LE PUIT NUMERO 100
Nouvelle De Houcine Filali
Traduit de l’arabe par Dr Rabeh Sebaa
Ecrivain sociologue de Langue Française.
-Et si cela s’était réellement produit et que tu étais devenu roi?
-Cela m’a effectivement traversé l’esprit et j’ai vu la ville se réveiller, contrairement à ses habitudes, avec d’autres yeux. Les gens se dirigeaient tous vers un lieu inconnu. Je me trouvais parmi eux et me sentais incapable de pouvoir résister à ce désir. La couronne bougeait sur ma tête et en signe de respect, les gens s’inclinaient devant moi et m’acclamaient. Comme pour chaque nouveau roi, ils me disaient : « Nous t’avons choisi et accepté comme notre roi!»
A ce moment une idée me traversa l’esprit. Je réalisai le sens de la puissance et me suis dit qu’un simple signe de ma part est en mesure d’anéantir toute cette populace qui m’entoure. De l’écraser comme une vulgaire colonie de fourmis!
*****
Une voiture rutilante, de couleur noire s’arrêta sur le boulevard de La Liberté. Une femme, outrageusement belle, tenant un chien, comme ceux qu’on importe de pays lointains, descendit. Elle le posa délicatement sur le bord du trottoir. Le chien leva gauchement sa patte droite et urina. Des corps se mirent à bouger sous un tas de cartons. Puis des têtes livides pointèrent brusquement comme si elles sortaient de quelques carapaces de tortues. Ils essuyèrent rapidement leur visage et revinrent subitement à la moiteur cartonnée de leur cachette de fortune. Ils reprirent leur position initiale, se confondant avec le trottoir. Le chien sursauta et se dirigea vers sa maîtresse en glapissant énergiquement. Il s’agrippa à sa jambe nue en remuant. Elle se pencha légèrement et l’attira vers sa poitrine, tout en lui offrant un morceau de chocolat.
Dès qu’elle sentit son caniche rassuré, elle se mit à crier et à injurier en langue étrangère. Un agent de la circulation accourut et s’inclina devant elle avec déférence avant d’essayer de calmer le chiot. Il lui caressa douillettement le dos et la queue. La dame lui désigna prestement le tas de cartons sur le trottoir. Il sortit instinctivement son gourdin et se mit à donner des coups de pied et des coups de poings dans le tas. Les corps qui se trouvaient sous les cartons s’éparpillèrent. Fuyant dans tous les sens. Terrorisés comme des rats surpris par un gros chat.
Le torse bombé et le gourdin ostentatoirement brandi, le policier revint vers la dame au caniche, empoignant fermement un vieillard qu’il présenta à la belle.
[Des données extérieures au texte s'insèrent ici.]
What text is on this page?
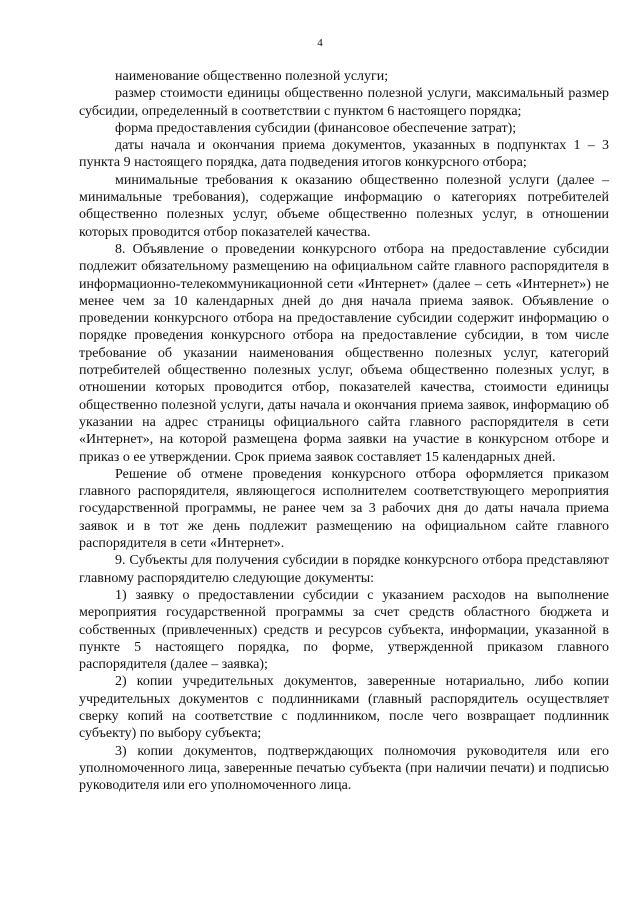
4

наименование общественно полезной услуги;

размер стоимости единицы общественно полезной услуги, максимальный размер субсидии, определенный в соответствии с пунктом 6 настоящего порядка;

форма предоставления субсидии (финансовое обеспечение затрат);

даты начала и окончания приема документов, указанных в подпунктах 1 – 3 пункта 9 настоящего порядка, дата подведения итогов конкурсного отбора;

минимальные требования к оказанию общественно полезной услуги (далее – минимальные требования), содержащие информацию о категориях потребителей общественно полезных услуг, объеме общественно полезных услуг, в отношении которых проводится отбор показателей качества.

8. Объявление о проведении конкурсного отбора на предоставление субсидии подлежит обязательному размещению на официальном сайте главного распорядителя в информационно-телекоммуникационной сети «Интернет» (далее – сеть «Интернет») не менее чем за 10 календарных дней до дня начала приема заявок. Объявление о проведении конкурсного отбора на предоставление субсидии содержит информацию о порядке проведения конкурсного отбора на предоставление субсидии, в том числе требование об указании наименования общественно полезных услуг, категорий потребителей общественно полезных услуг, объема общественно полезных услуг, в отношении которых проводится отбор, показателей качества, стоимости единицы общественно полезной услуги, даты начала и окончания приема заявок, информацию об указании на адрес страницы официального сайта главного распорядителя в сети «Интернет», на которой размещена форма заявки на участие в конкурсном отборе и приказ о ее утверждении. Срок приема заявок составляет 15 календарных дней.

Решение об отмене проведения конкурсного отбора оформляется приказом главного распорядителя, являющегося исполнителем соответствующего мероприятия государственной программы, не ранее чем за 3 рабочих дня до даты начала приема заявок и в тот же день подлежит размещению на официальном сайте главного распорядителя в сети «Интернет».

9. Субъекты для получения субсидии в порядке конкурсного отбора представляют главному распорядителю следующие документы:

1) заявку о предоставлении субсидии с указанием расходов на выполнение мероприятия государственной программы за счет средств областного бюджета и собственных (привлеченных) средств и ресурсов субъекта, информации, указанной в пункте 5 настоящего порядка, по форме, утвержденной приказом главного распорядителя (далее – заявка);

2) копии учредительных документов, заверенные нотариально, либо копии учредительных документов с подлинниками (главный распорядитель осуществляет сверку копий на соответствие с подлинником, после чего возвращает подлинник субъекту) по выбору субъекта;

3) копии документов, подтверждающих полномочия руководителя или его уполномоченного лица, заверенные печатью субъекта (при наличии печати) и подписью руководителя или его уполномоченного лица.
Elle le toisa avec dédain:
-Demande des excuses à Mimi! lui dit-elle.
-Pardon madame, mais je ne vois pas d’autre dame que vous ici!
-Qu’est-ce que cette insolence ?
Le policier fit voler son gourdin avant de le poser sur le visage du vieux, tout en lui lançant:
-N’entends-tu pas ce que te dit la respectable dame ?
-Mais...
-Refuses-tu de présenter tes excuses à Mimi ? Fit le policier encore plus menaçant.
-Non monsieur, mais je la cherche.
Il fit mine de regarder à droite et à gauche.
-Mais que cherches-tu pauvre bougre?
-Je cherche madame Mimi!
• Elle est devant toi espèce de vieux fou ! répondit le policier en lui assenant un violent coup de pied.
*****
Continuant dans les pérégrinations de mon imagination, je me suis vu approcher du policier, lui tirant l’oreille tout en lui assenant d’un ton impératif:
-Ne sais-tu pas que cette ville a choisi un roi qui ne tolère aucune injustice envers qui que ce soit!
-Mais qui es-tu? demanda le policier.
-Ignores-tu qui je suis?
Le policier ricana à pleines dents tout en se débarrassant de ma main posée sur sa manche. il brandit son gourdin grisâtre et l’abattit sur ma tête avec fracas. Une fois allongé sur le sol il me gratifia d’un coup de pied sut le postérieur qui me fit voir des étoiles de toutes sortes. A ce moment, je vis Mimi se métamorphoser en un énorme serpent qui m’avala d’un trait.
Une fois au commissariat, ils s’empressèrent de prélever des échantillons de chair de mon nez et de ma langue. Ils les ont présentés au médecin légiste. Après un examen sommaire, ce dernier confirma qu’ils étaient porteurs d’une maladie contagieuse extrêmement dangereuse. Il écrivit au dos du dossier en grosses lettres rouges : A mettre au puits n°100.